Licensed from BIDMC, this test creates new opportunities for personalized effective management of renal graft patients.
A serious injury in his last high school game took Terry Strom, MD, away from football training and sidelined his dreams of a career in sports. Instead, he found himself in medical school where a riveting talk about training the immune system to protect, rather than attack, transplanted tissues set him on a new career path. It was the early 1970s and conventional immunosuppressive drugs being given to patients post-transplant not only destroyed the dangerous T-cells that were rejecting patients’ new kidneys or livers, but also destroyed the protective T-cells needed to fight infectious microbes. As a result, transplant patients were at significant risk of developing infections and even some cancers. But Strom went back to the talk he’d heard in medical school: Perhaps the immune system had the ability to control itself, and if you could tap into this feature, you could work with, rather than against, this powerful system. Strom went on to observe that immune cells express insulin receptors when activated. And this observation led to his discovery that other surface molecules, notably interleukin-2 (IL-2), were enabling the destructive T-cells to mobilize against transplanted tissue, or in the case of autoimmunity, against the patient’s own tissue. In the mid-1980s, Strom began conducting experiments showing that rodent antibodies which bind to IL-2 could prolong allograft survival. The process of “humanizing” these antibodies took several years, until, in 1992, the anti-CD25 antibody was patented by the former Beth Israel Hospital. Soon after, the patent was one of several in a portfolio licensed to a startup and later sublicensed to Novartis Pharmaceuticals and Roche. Approved by the U.S. Food and Drug Administration in 1998, Strom’s invention helps form the basis for basiliximab and daclizumab, marketed as Simulect and Zenapax. This new class of immunosuppressive agents selectively use the body’s own immune system to prevent the acute rejection that causes kidney transplants to fail, providing patients with an alternate treatment option. Safe and generally well-tolerated, the agents have proven particularly valuable for older patients and for individuals who are at higher risk of developing complications from standard immunosuppressive agents.
But better drugs don't solve all the problems. ""As humans, we're snowflakes,"" Strom says. ""What works for one person doesn't work for another."" Strom’s more recent finding that certain gene activity in immune cells provides an early warning system of rejection, and forms the basis of an important new diagnostic. The test, which came on the market in the spring of 2012, is helping doctors determine if transplant patients are at risk of rejecting new kidneys -- weeks before clinical symptoms or other standard tests can detect these events.
Organ transplant failure not only affects patient outcomes and quality of life, it also drives up healthcare costs.
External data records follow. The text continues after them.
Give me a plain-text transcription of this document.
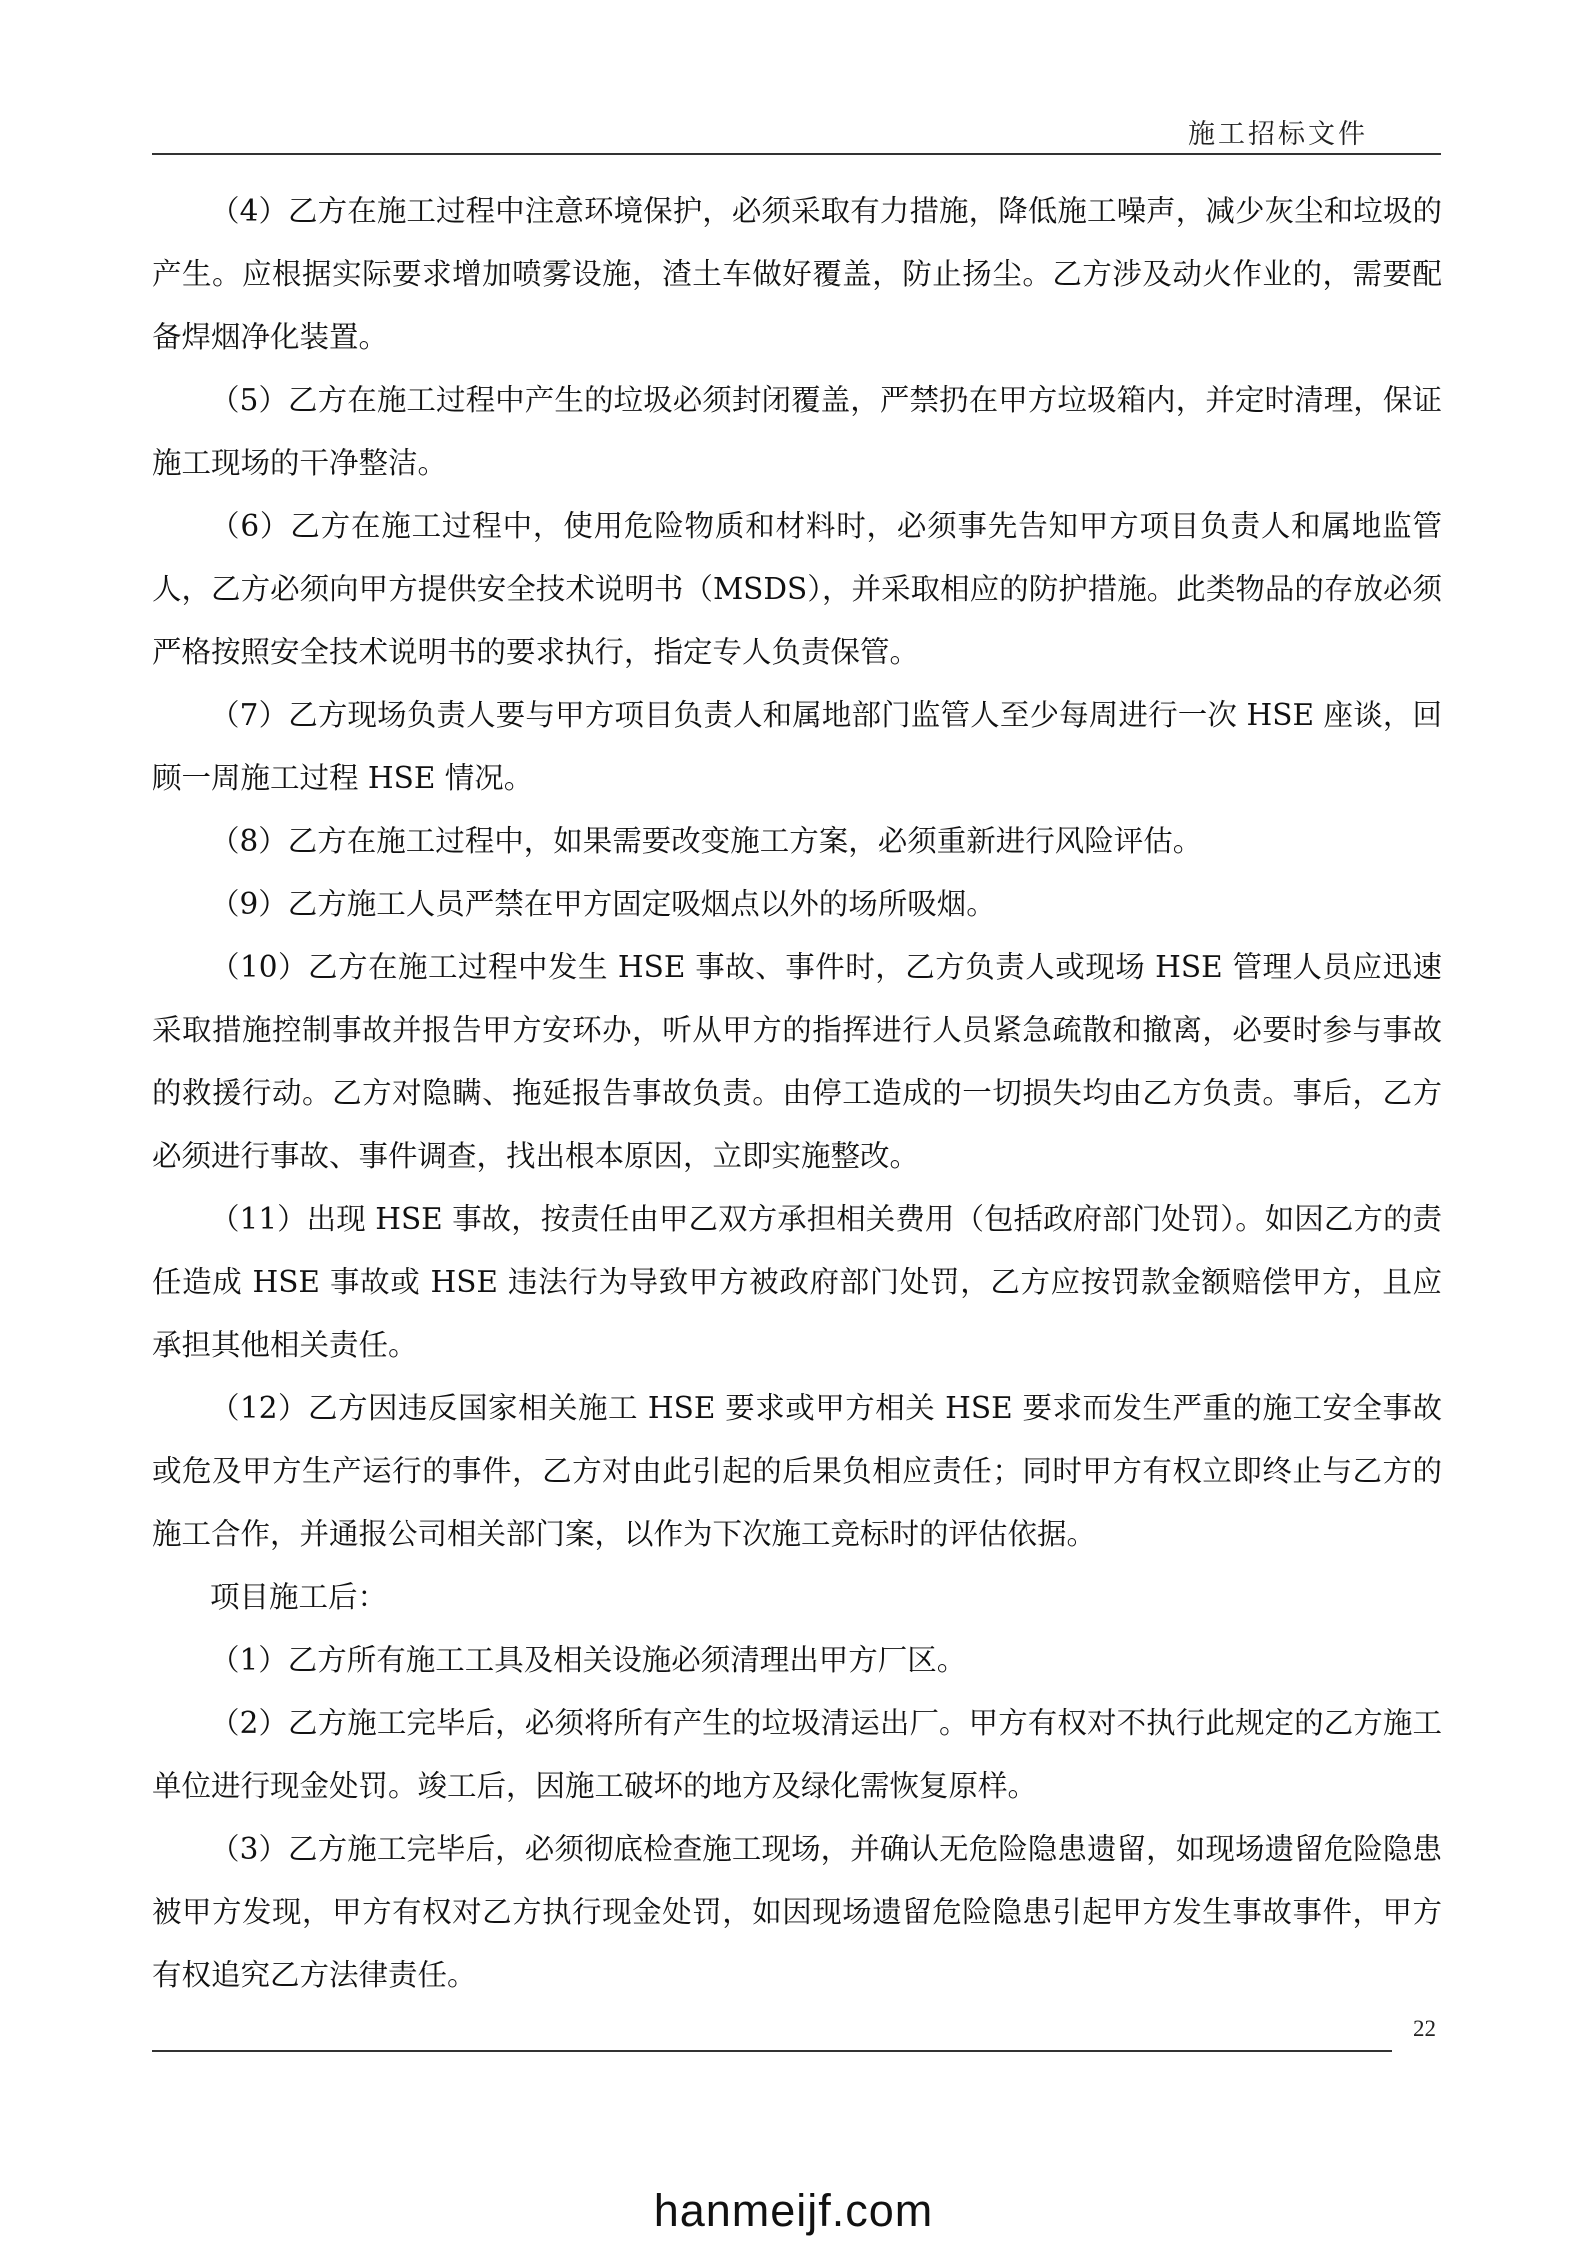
施工招标文件

（4）乙方在施工过程中注意环境保护，必须采取有力措施，降低施工噪声，减少灰尘和垃圾的产生。应根据实际要求增加喷雾设施，渣土车做好覆盖，防止扬尘。乙方涉及动火作业的，需要配备焊烟净化装置。

（5）乙方在施工过程中产生的垃圾必须封闭覆盖，严禁扔在甲方垃圾箱内，并定时清理，保证施工现场的干净整洁。

（6）乙方在施工过程中，使用危险物质和材料时，必须事先告知甲方项目负责人和属地监管人，乙方必须向甲方提供安全技术说明书（MSDS），并采取相应的防护措施。此类物品的存放必须严格按照安全技术说明书的要求执行，指定专人负责保管。

（7）乙方现场负责人要与甲方项目负责人和属地部门监管人至少每周进行一次 HSE 座谈，回顾一周施工过程 HSE 情况。

（8）乙方在施工过程中，如果需要改变施工方案，必须重新进行风险评估。

（9）乙方施工人员严禁在甲方固定吸烟点以外的场所吸烟。

（10）乙方在施工过程中发生 HSE 事故、事件时，乙方负责人或现场 HSE 管理人员应迅速采取措施控制事故并报告甲方安环办，听从甲方的指挥进行人员紧急疏散和撤离，必要时参与事故的救援行动。乙方对隐瞒、拖延报告事故负责。由停工造成的一切损失均由乙方负责。事后，乙方必须进行事故、事件调查，找出根本原因，立即实施整改。

（11）出现 HSE 事故，按责任由甲乙双方承担相关费用（包括政府部门处罚）。如因乙方的责任造成 HSE 事故或 HSE 违法行为导致甲方被政府部门处罚，乙方应按罚款金额赔偿甲方，且应承担其他相关责任。

（12）乙方因违反国家相关施工 HSE 要求或甲方相关 HSE 要求而发生严重的施工安全事故或危及甲方生产运行的事件，乙方对由此引起的后果负相应责任；同时甲方有权立即终止与乙方的施工合作，并通报公司相关部门案，以作为下次施工竞标时的评估依据。

项目施工后：

（1）乙方所有施工工具及相关设施必须清理出甲方厂区。

（2）乙方施工完毕后，必须将所有产生的垃圾清运出厂。甲方有权对不执行此规定的乙方施工单位进行现金处罚。竣工后，因施工破坏的地方及绿化需恢复原样。

（3）乙方施工完毕后，必须彻底检查施工现场，并确认无危险隐患遗留，如现场遗留危险隐患被甲方发现，甲方有权对乙方执行现金处罚，如因现场遗留危险隐患引起甲方发生事故事件，甲方有权追究乙方法律责任。

22
hanmeijf.com
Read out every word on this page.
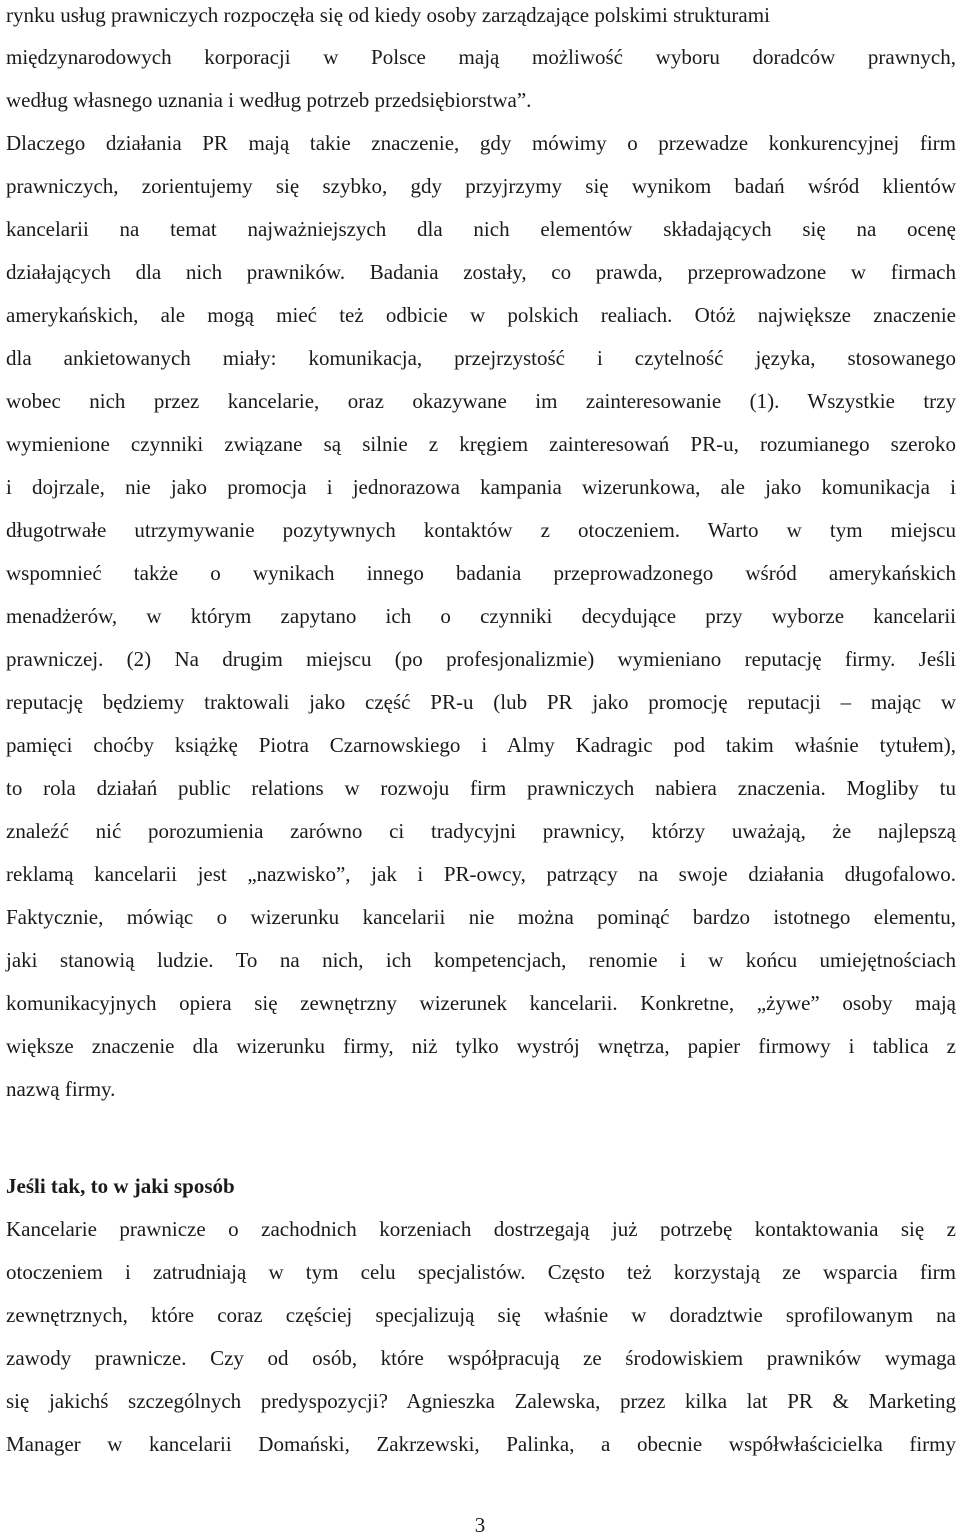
rynku usług prawniczych rozpoczęła się od kiedy osoby zarządzające polskimi strukturami
międzynarodowych korporacji w Polsce mają możliwość wyboru doradców prawnych,
według własnego uznania i według potrzeb przedsiębiorstwa”.
Dlaczego działania PR mają takie znaczenie, gdy mówimy o przewadze konkurencyjnej firm
prawniczych, zorientujemy się szybko, gdy przyjrzymy się wynikom badań wśród klientów
kancelarii na temat najważniejszych dla nich elementów składających się na ocenę
działających dla nich prawników. Badania zostały, co prawda, przeprowadzone w firmach
amerykańskich, ale mogą mieć też odbicie w polskich realiach. Otóż największe znaczenie
dla ankietowanych miały: komunikacja, przejrzystość i czytelność języka, stosowanego
wobec nich przez kancelarie, oraz okazywane im zainteresowanie (1). Wszystkie trzy
wymienione czynniki związane są silnie z kręgiem zainteresowań PR-u, rozumianego szeroko
i dojrzale, nie jako promocja i jednorazowa kampania wizerunkowa, ale jako komunikacja i
długotrwałe utrzymywanie pozytywnych kontaktów z otoczeniem. Warto w tym miejscu
wspomnieć także o wynikach innego badania przeprowadzonego wśród amerykańskich
menadżerów, w którym zapytano ich o czynniki decydujące przy wyborze kancelarii
prawniczej. (2) Na drugim miejscu (po profesjonalizmie) wymieniano reputację firmy. Jeśli
reputację będziemy traktowali jako część PR-u (lub PR jako promocję reputacji – mając w
pamięci choćby książkę Piotra Czarnowskiego i Almy Kadragic pod takim właśnie tytułem),
to rola działań public relations w rozwoju firm prawniczych nabiera znaczenia. Mogliby tu
znaleźć nić porozumienia zarówno ci tradycyjni prawnicy, którzy uważają, że najlepszą
reklamą kancelarii jest „nazwisko”, jak i PR-owcy, patrzący na swoje działania długofalowo.
Faktycznie, mówiąc o wizerunku kancelarii nie można pominąć bardzo istotnego elementu,
jaki stanowią ludzie. To na nich, ich kompetencjach, renomie i w końcu umiejętnościach
komunikacyjnych opiera się zewnętrzny wizerunek kancelarii. Konkretne, „żywe” osoby mają
większe znaczenie dla wizerunku firmy, niż tylko wystrój wnętrza, papier firmowy i tablica z
nazwą firmy.
Jeśli tak, to w jaki sposób
Kancelarie prawnicze o zachodnich korzeniach dostrzegają już potrzebę kontaktowania się z
otoczeniem i zatrudniają w tym celu specjalistów. Często też korzystają ze wsparcia firm
zewnętrznych, które coraz częściej specjalizują się właśnie w doradztwie sprofilowanym na
zawody prawnicze. Czy od osób, które współpracują ze środowiskiem prawników wymaga
się jakichś szczególnych predyspozycji? Agnieszka Zalewska, przez kilka lat PR & Marketing
Manager w kancelarii Domański, Zakrzewski, Palinka, a obecnie współwłaścicielka firmy
3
The median annual Medicare cost for a beneficiary whose kidney transplant failed was nearly $51,000 – an astounding 500 percent more than the cost for a beneficiary with a functioning transplant. For more than a decade, Terry Strom methodically interrogated the biological mechanisms that lead to a transplant recipient rejecting the grafted organ. In 2008, he was finally satisfied that his “panel” of biomarkers constituted the first reliable test to predict rejection. In March 2012, Strom saw his scientific pursuit reach the marketplace when Quest Diagnostics, a Fortune-500 company with headquarters in Madison, New Jersey, launched a new diagnostic based on these biomarkers. Licensed from BIDMC, the test creates new opportunities for personalized and far more effective management of renal graft patients, enabling physicians to quickly determine if patients’ immunosuppressive medications need to be adjusted to help prevent rejection.